The zero-field splitting parameter D of the ⁶S_5/2 ground state of Mn²⁺ ions with Cl^- ligands is discussed. Ab initio calculations of D, based on the relativistic spin-spin and Blume-Orbach splitting mechanisms, and an electrostatic model of the crystal field, are in poor agreement with experimental measurements for Mn²⁺ ions in a representative group of six chloride host compounds: CdCl₂, MgCl₂, CsMgCl₃, CsZnCl₅, TMCC and (CH₂NH₃)₂CdCl₄. In contrast, the empirical superposition model gives a consistent account of the experimental data for six-fold coordinated Mn²⁺ ions in this group of compounds.
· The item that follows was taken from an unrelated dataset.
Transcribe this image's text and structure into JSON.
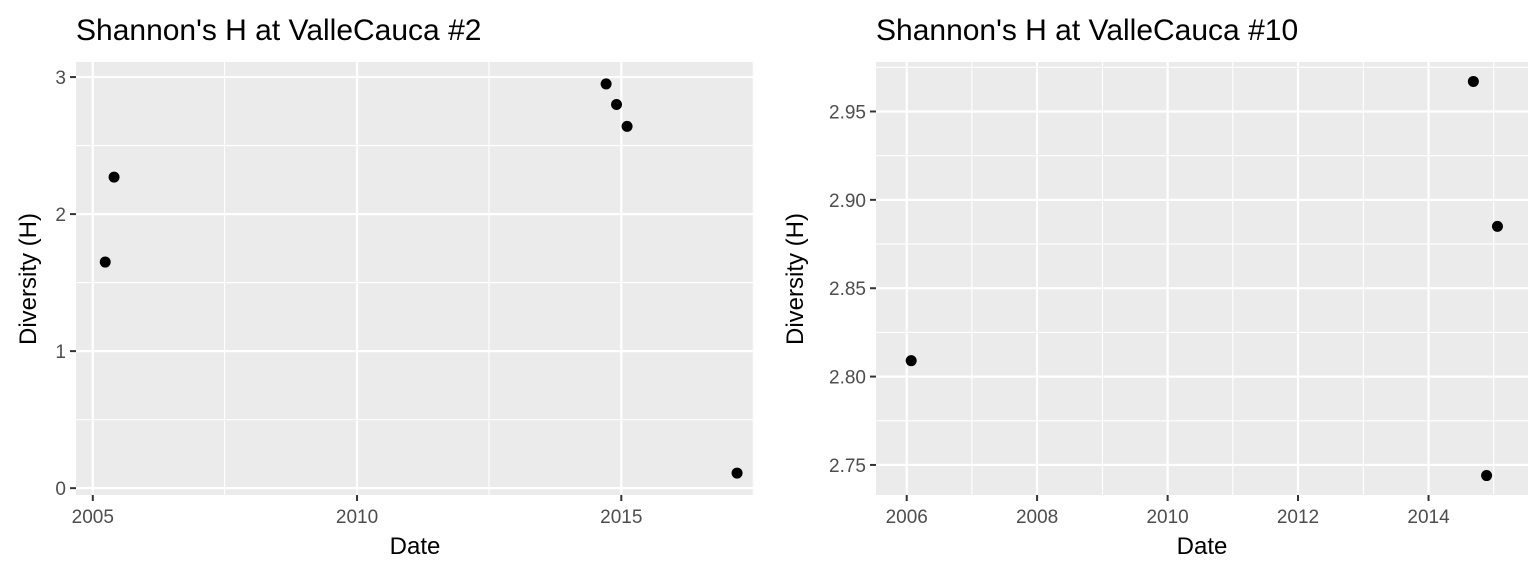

The dependence of the intrinsic parameter b₂ on ligand distance R is found to be b₂=-0.235 (R-R₀) cm^-1, with R₀=2.692 AA, suggesting that the zero-field splitting involves a cancellation effect between two competing mechanisms. The superposition model is used to predict zero-field splittings of D=+0.019 and +0.036 cm^-1 in the low-dimensional antiferromagnets TMMC and (CH₃NH₃)₂ MnCl₄ respectively.